The man, said to be 33-years-old, left three people dead and two badly injured after the attack on Wednesday, which had strong similarities to the murders of three members of the Al-Hilli family in September 2012.
The Swiss gunman went on the rampage in Dallion, a village less than 100 miles away from Annecy, where the Al-Hilli’s were shot.
The gunman is reported to have blasted victims with shots to the head and chest using ex-military weapons.

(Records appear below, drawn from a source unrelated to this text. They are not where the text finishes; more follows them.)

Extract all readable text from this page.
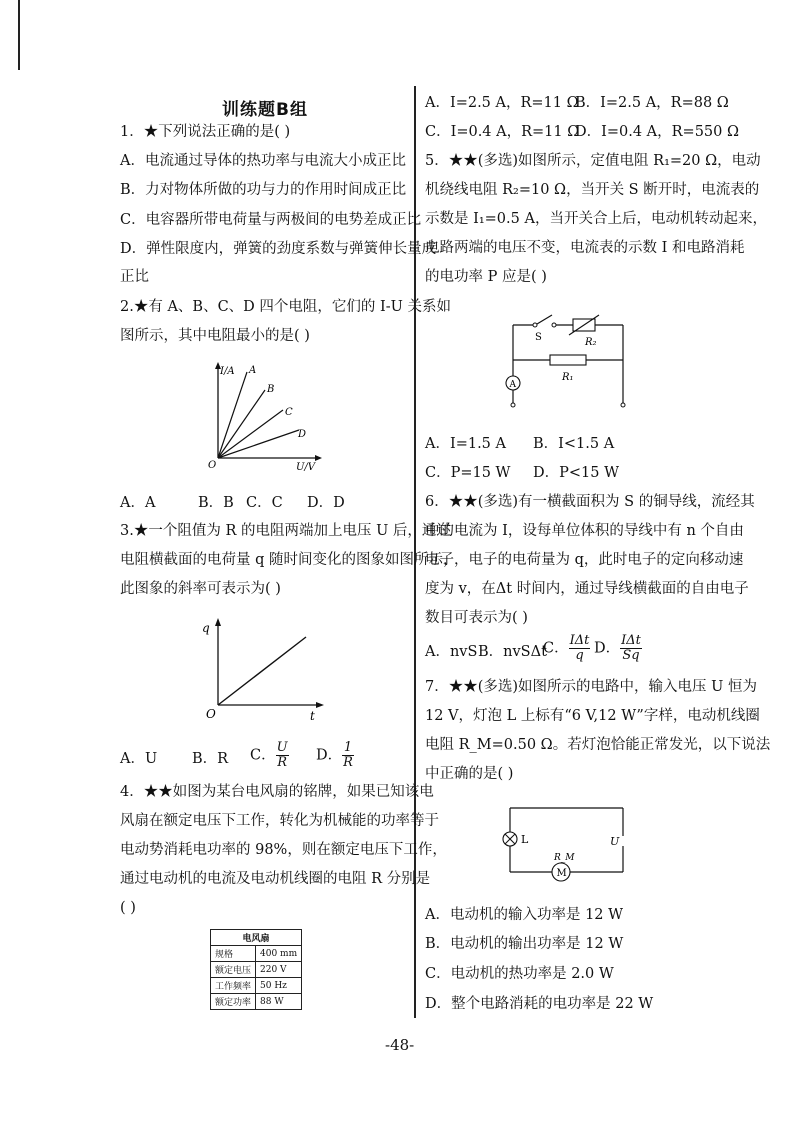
训练题B组
1．★下列说法正确的是( )
A．电流通过导体的热功率与电流大小成正比
B．力对物体所做的功与力的作用时间成正比
C．电容器所带电荷量与两极间的电势差成正比
D．弹性限度内，弹簧的劲度系数与弹簧伸长量成
正比
2.★有 A、B、C、D 四个电阻，它们的 I-U 关系如
图所示，其中电阻最小的是( )
I/A A
B
C
D
O	U/V
A．A	B．B C．C D．D
3.★一个阻值为 R 的电阻两端加上电压 U 后，通过
电阻横截面的电荷量 q 随时间变化的图象如图所示，
此图象的斜率可表示为( )
q
O	t
A．U B．R C． $\frac{U}{R}$ D． $\frac{1}{R}$
4．★★如图为某台电风扇的铭牌，如果已知该电
风扇在额定电压下工作，转化为机械能的功率等于
电动势消耗电功率的 98%，则在额定电压下工作，
通过电动机的电流及电动机线圈的电阻 R 分别是
( )
电风扇	
规格	400 mm
额定电压	220 V
工作频率	50 Hz
额定功率	88 W
A．I=2.5 A，R=11 Ω
B．I=2.5 A，R=88 Ω
C．I=0.4 A，R=11 Ω
D．I=0.4 A，R=550 Ω
5．★★(多选)如图所示，定值电阻 R₁=20 Ω，电动
机绕线电阻 R₂=10 Ω，当开关 S 断开时，电流表的
示数是 I₁=0.5 A，当开关合上后，电动机转动起来，
电路两端的电压不变，电流表的示数 I 和电路消耗
的电功率 P 应是( )
S	R₂
R₁
A
A．I=1.5 A B．I<1.5 A
C．P=15 W D．P<15 W
6．★★(多选)有一横截面积为 S 的铜导线，流经其
中的电流为 I，设每单位体积的导线中有 n 个自由
电子，电子的电荷量为 q，此时电子的定向移动速
度为 v，在Δt 时间内，通过导线横截面的自由电子
数目可表示为( )
A．nvS B．nvSΔt
C． $\frac{\text{IΔt}}{q}$ D． $\frac{\text{IΔt}}{Sq}$
7．★★(多选)如图所示的电路中，输入电压 U 恒为
12 V，灯泡 L 上标有“6 V,12 W”字样，电动机线圈
电阻 R_M=0.50 Ω。若灯泡恰能正常发光，以下说法
中正确的是( )
L	U
R_M
M
A．电动机的输入功率是 12 W
B．电动机的输出功率是 12 W
C．电动机的热功率是 2.0 W
D．整个电路消耗的电功率是 22 W
-48-
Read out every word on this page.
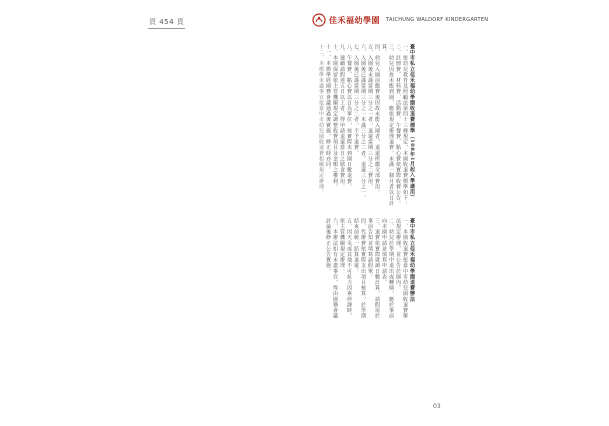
頁 454 頁	佳禾福幼學園 TAICHUNG WALDORF KINDERGARTEN
臺中市私立佳禾福幼學園收退費標準（108年1月起入學適用）
一、依幼兒教育及照顧法第四十三條規定，本園收退費標準如下：
二、註冊費、材料費、活動費、午餐費、點心費依實際收費公告。
三、幼兒因故未能到園，應依規定辦理退費，未滿一個月者以日計算。
四、幼兒入園前繳費後因故未能入園者，退還所繳全部費用。
五、入園後未滿當期三分之一者，退還當期三分之二費用。
六、入園後已滿當期三分之一未滿三分之二者，退還三分之一。
七、入園後已滿當期三分之二者，不予退費。
八、午餐費、點心費以日為單位，按實際未到園日數退費。
九、連續請假達五日以上者，得申請退還當日之膳食費用。
十、本園保留依主管機關規定調整收費項目及金額之權利。
十一、本標準經園務會議通過後實施，修正時亦同。
十二、本標準未盡事宜依臺中市幼兒園收退費相關規定辦理。
臺中市私立佳禾福幼學園退費辦法
一、本園收退費依臺中市幼兒園收退費辦法規定辦理，並公告於園內。
二、幼兒於學期中退出或轉園，應於事前向本園申請並填寫申請表。
三、退費依實際就讀日數計算，請假需於事前告知並填寫請假單。
四、代辦費依實際支出項目核算，於學期結束前統一結算退還。
五、因天災或其他不可抗力因素停課時，依主管機關規定辦理。
六、本辦法如有未盡事宜，得由園務會議討論後修正公告實施。
03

Oaken Lane resident Saad Al-Hilli, 50, his wife Iqbal, 47, her mother, Suhaila al-Allaf, 74, and French cyclist Sylvian Mollier, 45, were also killed after being shot in the head several times by a gunman.
The two Al-Hilli daughters, aged four and seven, survived the attack.
The survivors of the Swiss attack are “critical but stable” after being airlifted to hospital.
Police are now waiting at the bedside of the gunman in intensive care to question him after police marksmen shot him on Wednesday night.
He is reported to “soon be in a position to speak” and in a “stable” condition.
Police are currently at a dead end with the investigation into the murders of the Al-Hill’s, but prosecutors have previously said that a deranged gun enthusiast with a history of psychiatric problems was high on their list of possible suspects.
French and Swiss police have confirmed that the Daillon gunman would be questioned about the attack in Chevaline in September.
A Swiss spokesman said: “Our inquiry will investigate every element of the attack, including possible links with nearby crimes.”
The latest suspect fits the profile outlined by French prosecutor Eric Maillaud. He said: “We are looking for unbalanced people capable of extreme violence.
"People who have access to weapons – hunters, collectors, shooting club members, some with psychiatric problems."